TRI-MARINE OFFICIALS VISIT TERRITORY WITH NEWS OF EXPANDED OPERATION
Tri Marine International is looking at hiring in excess of 1,000 workers for its new tuna processing facility in American Samoa, but moving this project forward is on hold as the company has been waiting for more than a year to get a federal permit approved to rebuild a collapsed seawall next to the plant.
This information was revealed Tuesday by Tri Marine chairman Renato Curto and other company officials during a news conference at their local office at the Pago Plaza Building. Another revelation made at the news conference was that the company is negotiating with ASG to lease the back portion of the Ronald Reagan Marine Railway shipyard in Satala.
A company news release presented to reporters states that Tri Marine is making good progress in American Samoa but the U.S. Army Corps of Engineers permit is delaying cannery plant construction.
At the outset of the news conference, Curto said the company is basing its ten fishing vessels in American Samoa and its Samoa Tuna Processor Inc. — the company’s tuna processing facility — presents an investment of about $200 million in the territory.
Curto, along with company board officials, Clifford Chen, Carlo Mango, Ling Min Chu and Joe Hamby arrived in the territory Sunday to see their local operations, review the construction of STP and see some of the tuna purse seiners owned by the Bellevue, Washington based international firm.
“American Samoa is obviously a strategic part of our business and our group,” said Curto, who added that this is the first time that all of Tri Marine’s shareholders are visiting the territory together. Curto described Samoan people as “very gracious, very kind, and hard working.”
Shareholders also checked on the ongoing construction of the company’s new 5,000 ton capacity, "energy efficient cold store” with a scheduled completion date of early February next year.
Curto said they are very happy with the progress of the cold storage facility construction project, which is located away from the site of the processing facility for which they are awaiting the permit for the seawall construction.
“Our concern is that before we start spending many, many millions of dollars in a plant that may ending up sliding into the bay, we want to make sure that the seawall is repaired,” he said and noted that repairing the seawall must be done first and the company had applied more than a year ago for the federal permit to reconstruct the seawall.

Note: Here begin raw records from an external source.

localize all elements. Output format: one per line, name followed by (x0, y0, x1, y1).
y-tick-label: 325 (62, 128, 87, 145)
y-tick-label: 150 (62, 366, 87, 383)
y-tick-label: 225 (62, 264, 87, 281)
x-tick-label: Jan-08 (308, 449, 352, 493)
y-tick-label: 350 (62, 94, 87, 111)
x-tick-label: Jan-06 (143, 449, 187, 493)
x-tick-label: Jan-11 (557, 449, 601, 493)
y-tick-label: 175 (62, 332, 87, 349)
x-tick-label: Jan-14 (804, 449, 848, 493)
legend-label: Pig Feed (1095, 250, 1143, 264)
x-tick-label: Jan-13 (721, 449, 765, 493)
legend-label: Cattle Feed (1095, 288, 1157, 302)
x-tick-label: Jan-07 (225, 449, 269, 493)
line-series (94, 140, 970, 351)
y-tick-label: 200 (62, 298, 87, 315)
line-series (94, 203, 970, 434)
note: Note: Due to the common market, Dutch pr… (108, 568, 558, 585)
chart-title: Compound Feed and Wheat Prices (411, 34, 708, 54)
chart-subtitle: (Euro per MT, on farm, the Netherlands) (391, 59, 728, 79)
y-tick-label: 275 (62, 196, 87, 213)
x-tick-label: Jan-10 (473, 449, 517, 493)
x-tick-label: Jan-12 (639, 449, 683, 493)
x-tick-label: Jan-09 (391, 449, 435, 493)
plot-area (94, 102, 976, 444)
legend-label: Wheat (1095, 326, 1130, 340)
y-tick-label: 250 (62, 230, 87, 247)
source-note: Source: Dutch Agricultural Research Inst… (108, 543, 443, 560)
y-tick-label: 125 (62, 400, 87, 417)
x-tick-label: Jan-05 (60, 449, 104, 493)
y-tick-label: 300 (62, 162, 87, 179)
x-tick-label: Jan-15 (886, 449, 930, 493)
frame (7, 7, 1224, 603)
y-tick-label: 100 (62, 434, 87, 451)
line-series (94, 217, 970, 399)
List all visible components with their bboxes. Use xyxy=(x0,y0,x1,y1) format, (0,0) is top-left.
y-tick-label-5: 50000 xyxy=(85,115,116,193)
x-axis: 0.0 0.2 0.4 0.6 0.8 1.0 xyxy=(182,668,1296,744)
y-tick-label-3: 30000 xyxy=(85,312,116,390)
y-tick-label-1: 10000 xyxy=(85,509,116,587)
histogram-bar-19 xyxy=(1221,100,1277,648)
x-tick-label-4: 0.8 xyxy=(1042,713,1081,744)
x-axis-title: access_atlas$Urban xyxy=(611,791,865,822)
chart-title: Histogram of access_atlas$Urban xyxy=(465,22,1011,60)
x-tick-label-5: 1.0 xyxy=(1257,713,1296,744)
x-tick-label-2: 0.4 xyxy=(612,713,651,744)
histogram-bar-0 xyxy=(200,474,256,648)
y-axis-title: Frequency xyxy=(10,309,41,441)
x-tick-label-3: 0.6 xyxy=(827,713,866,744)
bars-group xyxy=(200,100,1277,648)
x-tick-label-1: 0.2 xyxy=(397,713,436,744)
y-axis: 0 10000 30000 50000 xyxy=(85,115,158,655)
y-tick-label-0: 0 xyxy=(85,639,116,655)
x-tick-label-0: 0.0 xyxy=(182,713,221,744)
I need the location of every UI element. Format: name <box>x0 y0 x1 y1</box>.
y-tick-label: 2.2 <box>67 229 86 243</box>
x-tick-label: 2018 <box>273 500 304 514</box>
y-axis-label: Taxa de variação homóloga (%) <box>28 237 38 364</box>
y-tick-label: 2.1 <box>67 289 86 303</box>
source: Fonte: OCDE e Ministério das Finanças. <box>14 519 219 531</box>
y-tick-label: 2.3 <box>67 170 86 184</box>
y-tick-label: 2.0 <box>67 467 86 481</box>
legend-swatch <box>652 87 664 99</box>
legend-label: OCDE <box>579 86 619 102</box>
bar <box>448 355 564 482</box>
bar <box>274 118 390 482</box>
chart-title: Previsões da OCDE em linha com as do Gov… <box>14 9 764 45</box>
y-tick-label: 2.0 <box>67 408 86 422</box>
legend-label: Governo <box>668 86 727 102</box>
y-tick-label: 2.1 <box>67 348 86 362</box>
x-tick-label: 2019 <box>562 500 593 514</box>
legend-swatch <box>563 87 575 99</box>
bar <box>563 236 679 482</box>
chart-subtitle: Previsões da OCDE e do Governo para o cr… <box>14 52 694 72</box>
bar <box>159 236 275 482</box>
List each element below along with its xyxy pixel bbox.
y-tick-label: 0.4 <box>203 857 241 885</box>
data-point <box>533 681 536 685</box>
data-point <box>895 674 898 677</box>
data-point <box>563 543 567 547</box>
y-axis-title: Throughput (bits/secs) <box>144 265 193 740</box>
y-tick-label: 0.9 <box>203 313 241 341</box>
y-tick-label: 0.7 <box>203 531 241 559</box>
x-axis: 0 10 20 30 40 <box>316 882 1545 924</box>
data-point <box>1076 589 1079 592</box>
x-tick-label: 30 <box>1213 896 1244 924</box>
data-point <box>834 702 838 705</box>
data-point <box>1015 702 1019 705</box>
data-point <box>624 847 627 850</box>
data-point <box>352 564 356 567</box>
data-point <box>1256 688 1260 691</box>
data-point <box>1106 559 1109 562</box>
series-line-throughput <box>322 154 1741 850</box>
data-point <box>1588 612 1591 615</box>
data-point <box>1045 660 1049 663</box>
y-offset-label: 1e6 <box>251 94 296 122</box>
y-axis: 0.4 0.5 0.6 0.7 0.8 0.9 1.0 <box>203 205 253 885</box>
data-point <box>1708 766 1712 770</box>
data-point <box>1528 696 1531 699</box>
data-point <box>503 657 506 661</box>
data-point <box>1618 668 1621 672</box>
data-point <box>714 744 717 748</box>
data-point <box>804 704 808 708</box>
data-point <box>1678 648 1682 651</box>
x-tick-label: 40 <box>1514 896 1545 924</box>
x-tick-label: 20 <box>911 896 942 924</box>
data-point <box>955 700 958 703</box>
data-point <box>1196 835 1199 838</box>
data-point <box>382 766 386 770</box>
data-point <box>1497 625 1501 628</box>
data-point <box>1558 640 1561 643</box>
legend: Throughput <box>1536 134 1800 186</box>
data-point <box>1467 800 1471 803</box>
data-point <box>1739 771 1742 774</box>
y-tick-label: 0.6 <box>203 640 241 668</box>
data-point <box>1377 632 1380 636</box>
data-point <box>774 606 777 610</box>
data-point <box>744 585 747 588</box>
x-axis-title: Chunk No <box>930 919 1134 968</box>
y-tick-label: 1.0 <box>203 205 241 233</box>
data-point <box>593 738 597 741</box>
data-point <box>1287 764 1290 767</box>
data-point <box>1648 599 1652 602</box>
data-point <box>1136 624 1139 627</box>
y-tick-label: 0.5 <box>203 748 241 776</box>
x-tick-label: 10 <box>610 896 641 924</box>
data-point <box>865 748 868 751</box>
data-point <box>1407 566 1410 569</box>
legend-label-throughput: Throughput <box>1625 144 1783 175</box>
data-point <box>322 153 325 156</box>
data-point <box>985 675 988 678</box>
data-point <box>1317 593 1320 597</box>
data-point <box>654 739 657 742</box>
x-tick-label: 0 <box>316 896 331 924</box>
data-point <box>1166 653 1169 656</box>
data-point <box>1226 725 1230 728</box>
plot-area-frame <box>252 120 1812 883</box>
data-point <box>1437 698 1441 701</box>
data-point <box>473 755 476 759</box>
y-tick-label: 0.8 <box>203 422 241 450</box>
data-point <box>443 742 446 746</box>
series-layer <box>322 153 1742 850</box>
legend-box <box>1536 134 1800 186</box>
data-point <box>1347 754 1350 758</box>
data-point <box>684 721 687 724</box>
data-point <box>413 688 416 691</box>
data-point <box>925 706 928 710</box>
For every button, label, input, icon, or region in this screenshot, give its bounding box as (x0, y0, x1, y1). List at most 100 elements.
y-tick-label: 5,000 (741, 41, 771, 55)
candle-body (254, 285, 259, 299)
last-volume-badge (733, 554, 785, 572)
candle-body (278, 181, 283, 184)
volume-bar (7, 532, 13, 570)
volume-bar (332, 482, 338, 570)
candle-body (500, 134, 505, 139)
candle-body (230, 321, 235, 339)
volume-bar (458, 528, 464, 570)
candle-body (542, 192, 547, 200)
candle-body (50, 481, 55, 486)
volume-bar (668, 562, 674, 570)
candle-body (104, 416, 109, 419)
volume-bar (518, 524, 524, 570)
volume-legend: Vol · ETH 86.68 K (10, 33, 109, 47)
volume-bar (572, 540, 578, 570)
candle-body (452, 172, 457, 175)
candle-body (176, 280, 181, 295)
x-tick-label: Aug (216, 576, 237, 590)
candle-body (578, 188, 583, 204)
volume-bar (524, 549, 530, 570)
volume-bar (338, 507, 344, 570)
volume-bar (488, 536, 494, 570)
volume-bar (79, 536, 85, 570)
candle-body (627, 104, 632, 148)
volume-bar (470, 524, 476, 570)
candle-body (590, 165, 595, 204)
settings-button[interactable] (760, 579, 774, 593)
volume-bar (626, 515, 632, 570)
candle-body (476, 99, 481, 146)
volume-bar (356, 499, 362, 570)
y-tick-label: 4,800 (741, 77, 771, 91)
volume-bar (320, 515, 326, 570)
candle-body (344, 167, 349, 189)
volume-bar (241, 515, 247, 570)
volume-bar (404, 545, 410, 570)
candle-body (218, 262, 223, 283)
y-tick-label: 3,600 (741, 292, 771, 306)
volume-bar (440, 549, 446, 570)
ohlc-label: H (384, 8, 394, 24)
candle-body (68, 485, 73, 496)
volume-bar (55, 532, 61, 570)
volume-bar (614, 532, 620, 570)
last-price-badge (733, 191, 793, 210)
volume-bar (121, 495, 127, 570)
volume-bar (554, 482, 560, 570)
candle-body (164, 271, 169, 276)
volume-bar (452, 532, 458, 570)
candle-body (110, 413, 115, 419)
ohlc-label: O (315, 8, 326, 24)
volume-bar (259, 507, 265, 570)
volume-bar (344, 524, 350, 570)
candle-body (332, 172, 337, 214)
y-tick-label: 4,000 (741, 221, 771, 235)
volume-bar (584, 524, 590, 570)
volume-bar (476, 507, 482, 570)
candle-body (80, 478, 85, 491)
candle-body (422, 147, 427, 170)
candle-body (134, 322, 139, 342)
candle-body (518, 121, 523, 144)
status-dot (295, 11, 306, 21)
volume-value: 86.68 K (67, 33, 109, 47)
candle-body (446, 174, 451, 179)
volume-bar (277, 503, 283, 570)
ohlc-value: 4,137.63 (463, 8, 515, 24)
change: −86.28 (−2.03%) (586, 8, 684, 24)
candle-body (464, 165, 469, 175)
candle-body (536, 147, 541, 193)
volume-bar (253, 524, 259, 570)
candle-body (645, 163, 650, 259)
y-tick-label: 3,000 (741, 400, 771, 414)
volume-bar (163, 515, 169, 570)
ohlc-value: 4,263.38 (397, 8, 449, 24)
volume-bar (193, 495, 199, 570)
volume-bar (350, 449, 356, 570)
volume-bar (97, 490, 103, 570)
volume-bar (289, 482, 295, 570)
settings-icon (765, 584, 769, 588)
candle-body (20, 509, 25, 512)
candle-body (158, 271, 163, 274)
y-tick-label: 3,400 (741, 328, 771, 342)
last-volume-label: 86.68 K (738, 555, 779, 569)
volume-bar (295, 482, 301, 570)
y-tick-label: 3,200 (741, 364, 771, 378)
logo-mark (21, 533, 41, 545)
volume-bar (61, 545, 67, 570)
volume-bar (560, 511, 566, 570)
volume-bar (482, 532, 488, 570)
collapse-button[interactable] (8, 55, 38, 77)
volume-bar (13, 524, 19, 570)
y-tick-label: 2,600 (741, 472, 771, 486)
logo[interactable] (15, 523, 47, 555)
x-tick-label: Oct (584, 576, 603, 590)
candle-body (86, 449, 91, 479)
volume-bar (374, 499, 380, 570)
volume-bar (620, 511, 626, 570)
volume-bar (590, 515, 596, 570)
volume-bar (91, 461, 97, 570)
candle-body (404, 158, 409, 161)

Tri Marine vice president of production, Dan Sullivan explained that this issue may have not been important before, but it is now, because the company is building a “much larger cold storage” facility than the original plan, and the storage facility has taken up land space on site. The land space was previously used by by the former cannery to house boilers and other machinery.
“In order to replace those key [spaces], we need to expand to the east end of the plant in order to construct the tuna processing plant,” said Sullivan, who noted that the collapsed, corroded seawall needs to be replaced or “we will be in the sami”.
The company also needs to replant some land, and the permit process has been longer than expected but Tri Marine is still working on it, and hoping to have it accomplished before the holidays at the end of the year.
He said the company’s initial plan was to build a smaller cannery plant and then expand. “We’ve given up on that idea and [will] go directly to a large plant, processing... up to 350 tons a day,” he said.
However, “we need to know if we will get the [permit] approval from the Army Corps on the seawall before we can proceed with the larger facility,” adding at the same time that this is something that is very important to the construction process and Tri Marine is “very confident that the permit will be granted soon.” Curto said the governor is also assisting them with pushing the federal agency.
“We don’t believe we’re asking for anything… unreasonable” from the Army Corps, he stated.
Company officials say an environmental assessment for the seawall construction has been submitted to the federal government and another “in-depth survey” of what’s on the ocean floor of the area is being sought.
Sullivan said they need to address concerns about construction damaging “essential fish habitat” in the area.
“...we want to comply with all the rules and regulations,” Curto emphasized during the news conference.
As to the expected workforce for STP, Sullivan said the company is looking at employing “in excess of 1,000 people” and the hiring will be done in phases. He also said there is training involved, as well as market demand to take into consideration when it comes to hiring.
Curto also shared what he called “very preliminary news”, which is that on Tuesday “we were able to negotiate in principal an agreement with the governor to lease the back portion of the shipyard, in which we are going to put a warehouse so that our boats get support service. There will be a yard in the front, and we may eventually put our offices over there.”
“It's an additional investment that we want to do, and we are happy that we were able to get the consent of the governor. Hopefully, we will be able to negotiate the details in a way that is satisfactory for everybody,” he said.
The company is expecting an initial lease of less than 10 years and its officials are currently surveying the proposed lease property.
At the start of the news conference, Curto said the purpose of the shareholders’ visit to the territory is to “show our support and our gratitude for everything that has been accomplished so far.”
He said the company’s local management and staff, the contractors and the local workforce are doing a commendable job on the new cold storage facility and redevelopment of the processing facility.
Curto also said they are “deeply grateful” to Gov. Togiola Tulafono, the Fono and the people of American Samoa “for making us feel welcome and for allowing us to do business here. We ask for your continued support. We need it.”